日本の温泉地にも同じように砂療法を行うところがあるけども、温泉の熱と太陽の熱の違いだけでまったく同じものですね。
砂療処を過ぎて、砂漠の間近まで車は進む。
着きました!砂漠!
ここは敦煌の鳴沙山やピチャンの沙山公園のような観光地として整備されているところではないので、
まわりには何も無く、ただ目の前に砂漠が広がっているだけ。
当然自分たち以外に人の気配は無い。
砂丘まではまだ少し距離があるが、車は途中までしか進むことができず、車を降りて徒歩で砂丘まで歩いていく。
近いようで意外と遠い。
足元は砂なので足をとられてなかなか進まない。
延々と砂丘が連なる景色。
やっと砂丘の前まで到着した。
砂はきめ細かく、とてもなめらかでサラサラしている。
目の前に高い砂山が立ちはだかる。
この砂丘の先には何があるのだろう…、
と、少し登ってみるけども、砂に足をとられてなかなか登れない。見た目よりもかなりきつい。。
でも、そんな体力の辛さを忘れるくらいの素晴らしい砂漠の景色が目の前に広がり、目を奪われた。
このどこまでも続く砂漠の景色に吸い込まれそうになる。
砂紋が綺麗に波打っている。
日没が近い時間になっていたため、砂漠とはいえ気温が下がり、とても涼しくなっていた。
振り向くとちょうど夕日が綺麗に見えた。
暗くなる前に砂漠を撤収。オマールさんの待つ車まで急いで戻った。
■ウイグル人のお宅訪問
今日の最後の行き先は、ウイグル人のお宅訪問です!
この日オマールさんに、ウイグル人の家を見てみたいと話してみると、オマールさんの知り合いにの家を訪問させてもらえることになった。
訪問する家は、クムタグ砂漠からほど近い小さな集落にあった。
家に着くと、ウイグル人のおばさんがウイグル語で「ヤフシムシーズ(こんにちは)。
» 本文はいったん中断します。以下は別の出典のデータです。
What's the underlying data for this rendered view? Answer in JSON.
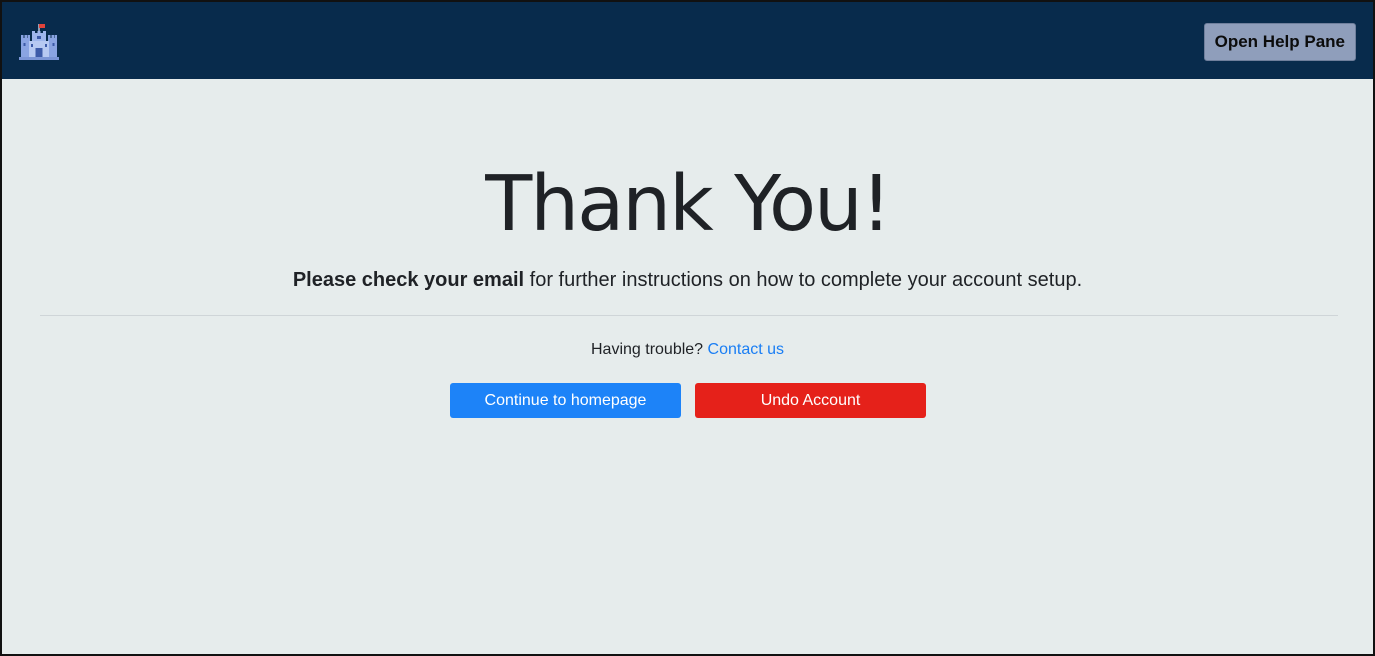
{
  "header": {
    "logo_icon": "castle-icon",
    "help_button_label": "Open Help Pane"
  },
  "main": {
    "title": "Thank You!",
    "subtitle_bold": "Please check your email",
    "subtitle_rest": " for further instructions on how to complete your account setup.",
    "trouble_text": "Having trouble? ",
    "contact_link": "Contact us",
    "continue_button_label": "Continue to homepage",
    "undo_button_label": "Undo Account"
  },
  "colors": {
    "header_background": "#082b4c",
    "page_background": "#e6ecec",
    "primary_button": "#1d83f8",
    "danger_button": "#e5211a",
    "link": "#1a7ef4",
    "help_button": "#8f9ebb"
  }
}
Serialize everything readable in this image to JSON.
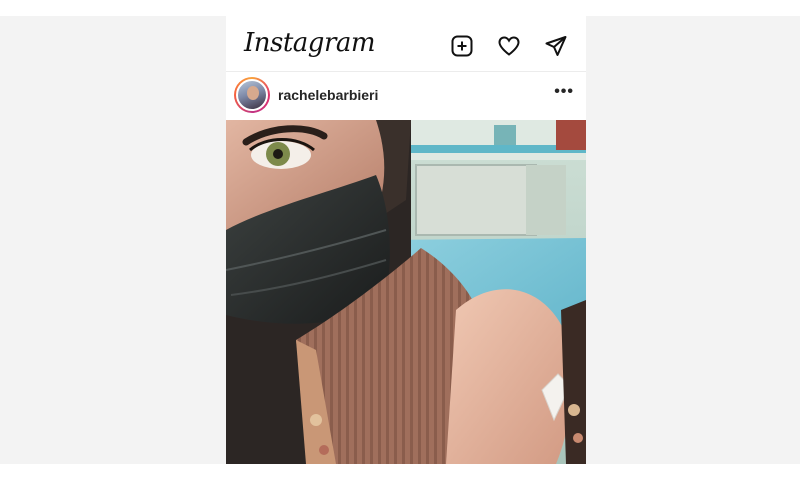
{
  "app": {
    "logo_text": "Instagram"
  },
  "header": {
    "icons": [
      "add-post-icon",
      "heart-icon",
      "direct-message-icon"
    ]
  },
  "post": {
    "username": "rachelebarbieri",
    "more_label": "•••",
    "photo_icon": "selfie-photo"
  },
  "colors": {
    "text": "#262626",
    "border": "#ececec",
    "story_ring": "#e1306c",
    "backdrop": "#f3f3f3"
  }
}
」と言って出迎えてくれた。
僕が知っている数少ないウイグル語「メン・ヤップンヤリッキ(私は日本人です)。」と話しかけると、
なんとか理解してくれたようだ。
でも、残念ながらウイグル語は他にまったく分からないので、オマールさんに中国語で通訳してもらう。
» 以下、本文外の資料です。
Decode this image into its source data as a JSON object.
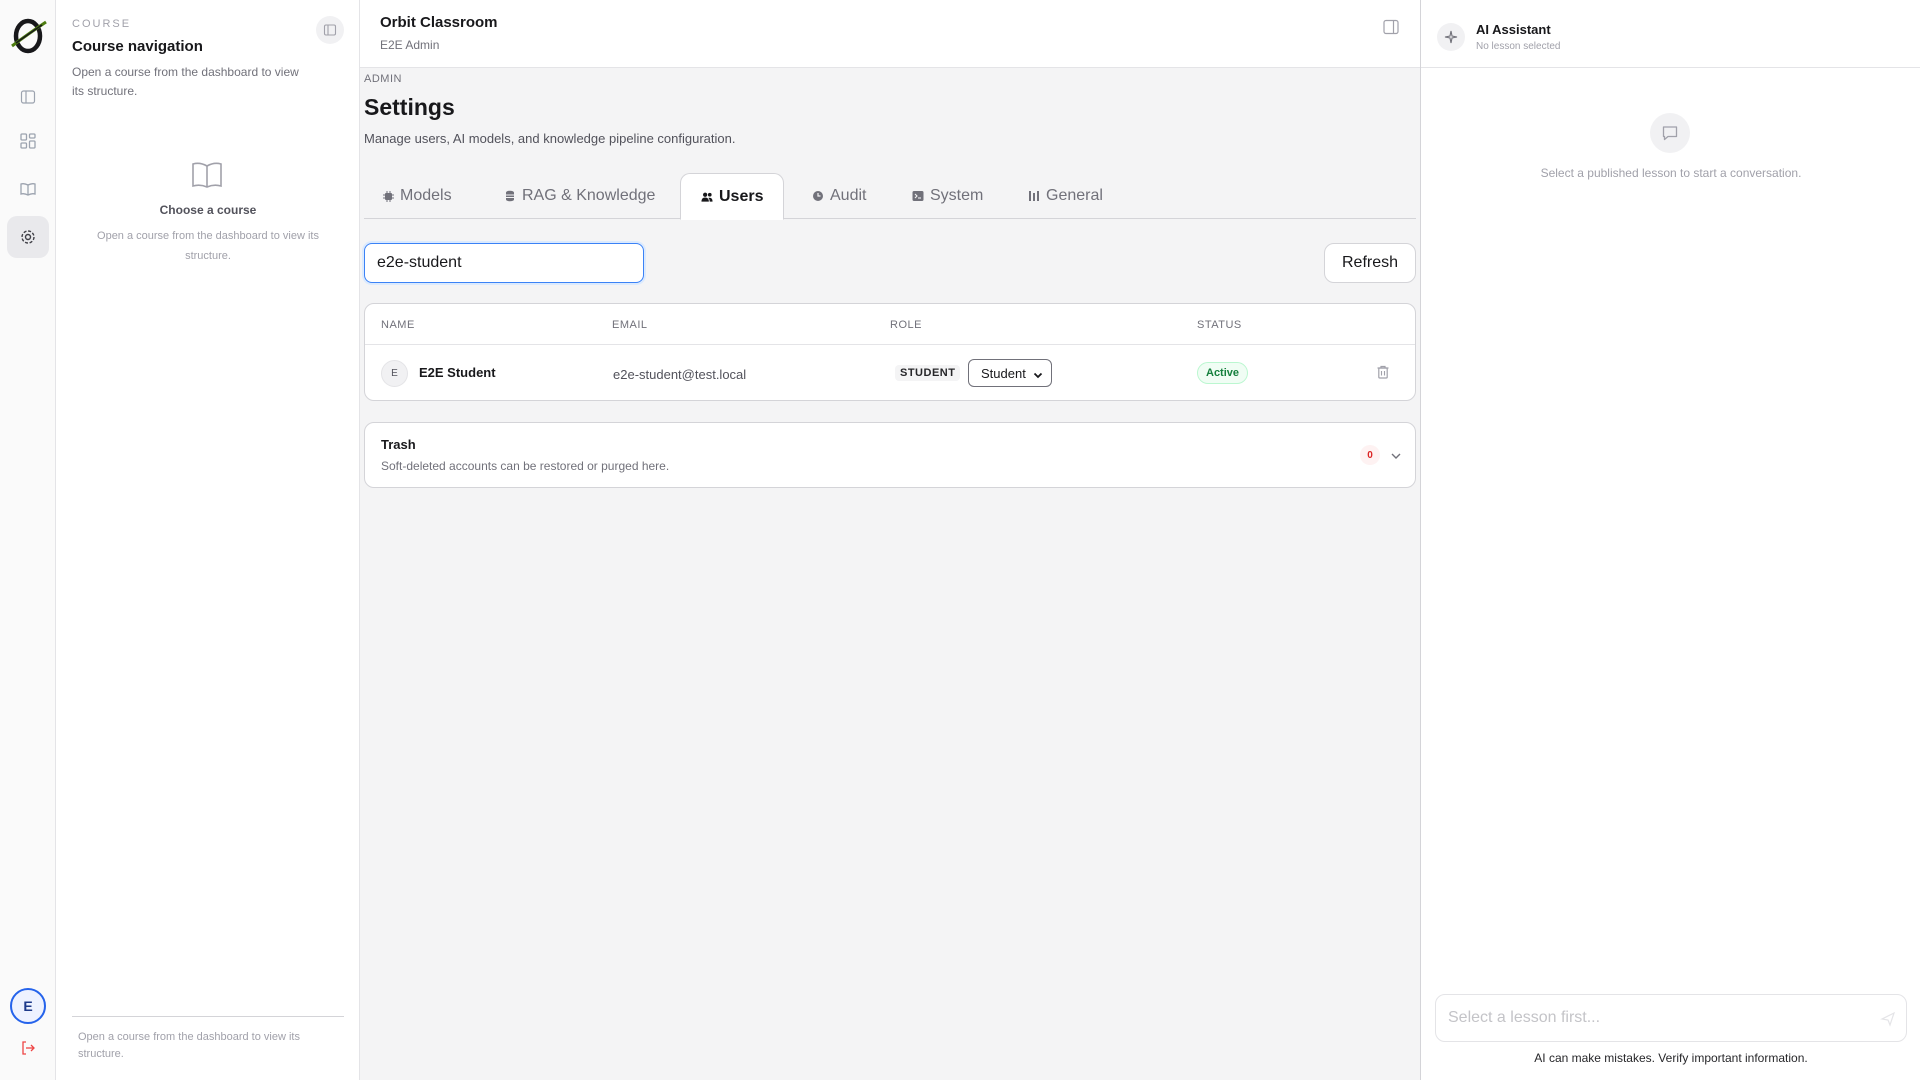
{
  "course_panel": {
    "eyebrow": "COURSE",
    "title": "Course navigation",
    "description": "Open a course from the dashboard to view its structure.",
    "empty_title": "Choose a course",
    "empty_description": "Open a course from the dashboard to view its structure.",
    "footer": "Open a course from the dashboard to view its structure."
  },
  "rail": {
    "avatar_initial": "E",
    "items": [
      "sidebar-toggle-icon",
      "dashboard-grid-icon",
      "book-icon",
      "gear-icon"
    ],
    "active_item": "gear-icon"
  },
  "header": {
    "app_title": "Orbit Classroom",
    "user_subtitle": "E2E Admin"
  },
  "page": {
    "eyebrow": "ADMIN",
    "title": "Settings",
    "description": "Manage users, AI models, and knowledge pipeline configuration."
  },
  "tabs": [
    {
      "label": "Models",
      "icon": "chip-icon"
    },
    {
      "label": "RAG & Knowledge",
      "icon": "database-icon"
    },
    {
      "label": "Users",
      "icon": "users-icon",
      "active": true
    },
    {
      "label": "Audit",
      "icon": "clock-icon"
    },
    {
      "label": "System",
      "icon": "terminal-icon"
    },
    {
      "label": "General",
      "icon": "sliders-icon"
    }
  ],
  "users": {
    "search_value": "e2e-student",
    "refresh_label": "Refresh",
    "columns": [
      "NAME",
      "EMAIL",
      "ROLE",
      "STATUS"
    ],
    "rows": [
      {
        "initial": "E",
        "name": "E2E Student",
        "email": "e2e-student@test.local",
        "role_chip": "STUDENT",
        "role_select": "Student",
        "status": "Active"
      }
    ]
  },
  "trash": {
    "title": "Trash",
    "description": "Soft-deleted accounts can be restored or purged here.",
    "count": "0"
  },
  "assistant": {
    "title": "AI Assistant",
    "subtitle": "No lesson selected",
    "empty_text": "Select a published lesson to start a conversation.",
    "input_placeholder": "Select a lesson first...",
    "disclaimer": "AI can make mistakes. Verify important information."
  },
  "colors": {
    "accent": "#2563eb",
    "active_status": "#15803d",
    "danger": "#dc2626"
  }
}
家に入るとそのまま家の中を抜けて、裏の庭のようなところに通される。
そこは、とても葡萄棚が全体を覆い、鮮やかな色の布が敷かれ、そこにテーブルやクッションが置かれていて、
建物の外だけども、まるで家の中のような雰囲気。
なんというか、とてもかわいらしいお家だ。
聞くと、トルファン辺りのウイグル人の家はみんなこのような感じだそうだ。
赤ばっかり好む中国人なんかよりも全然センスあるな。
葡萄棚がほど良い日陰を作り、とても涼しげ。
この葡萄棚のおかげで、ここは日中の暑い時間もとても涼しいらしい。
ウイグル人たちは、夏場は基本的に建物の中では過ごさず、屋外の葡萄棚の下で過ごすようです。
さらに奥にも続いている。
ここが夏場のリビング。
屋外リビングを抜けると畑があって、そこに親子ラクダが飼われていた。
ちょうど夕食の時間。
このお宅で夕食を食べさせてくれるということで、靴を脱いで、じゅうたんが敷かれた屋外リビングのテーブルに上がらせてもらう。
日本でいうお座敷に上がる感じだ。
出てきた食事はトマトベースのスープと自家製麺の麺料理とナン、そして果物です。
日本料理に日本茶のように、ウイグル料理には必ずローズティーを飲む。
ちなみに、ウイグル人はイスラム教徒なので基本的にお酒は飲みません。
でもあまり戒律は厳しくないので、ウルムチなどの都会ではお酒を飲む人もいるようだ。
ナンは硬いので、麺を食べ終わったスープに浸してやわらかくして食べる。
食事はなかなかおいしかった。
手作りのウイグル家庭料理が食べられて、貴重な体験をしました。
厨房で麺を作っているウイグル人のおばちゃん。
食事の後、すっかり日も暮れ暗くなったので、家の中の部屋を見せてもらった。
夏場は屋外で過ごすことが多いので、建物の中の部屋は冬場しか使わないのだとか。
部屋の中も色とりどりの鮮やかなじゅうたんが敷かれていて、おしゃれな部屋だ。
屋内のベッドルームは冬場しか使わない。
夏場はどうしているかというと、家の外にベッドが並べられ、夜空の下で寝るらしい。
このようなベッドがウイグル人の家の前に必ず置かれている。
外は湿気が無くとても爽やかな夜風が吹き、とても快適に寝ることができるのだとか。
もちろん、日本の夏のように鬱陶しい蚊もいない。もちろんクーラーなんていらない。
暑さの厳しいトルファンの夏だが、夜空を見ながら快適な夜を過ごすことができるなんて、
蒸し暑さや蚊に快眠を妨げられる日本の夏と比べて、ちょっとうらやましく思った。
部屋の壁にはウイグルの民族衣装がさりげなく掛けられていた。
部屋はいくつもあり、どの部屋にも床には鮮やかなじゅうたんが敷かれている。
一通り部屋を見学させてもらい、お話をさせてもらったりして、
時間もだいぶ遅くなってしまったので、トルファンの町へ戻ることにした。
建物の外に出ると、玄関から家の門までのお庭には、いくつもベッドが並べられていて、
家族の方たちがすでにベッドに入っていた。
みなさんに丁重にお礼とお別れを言って、オマールさんの車に乗り込みトルファン市内へと出発した。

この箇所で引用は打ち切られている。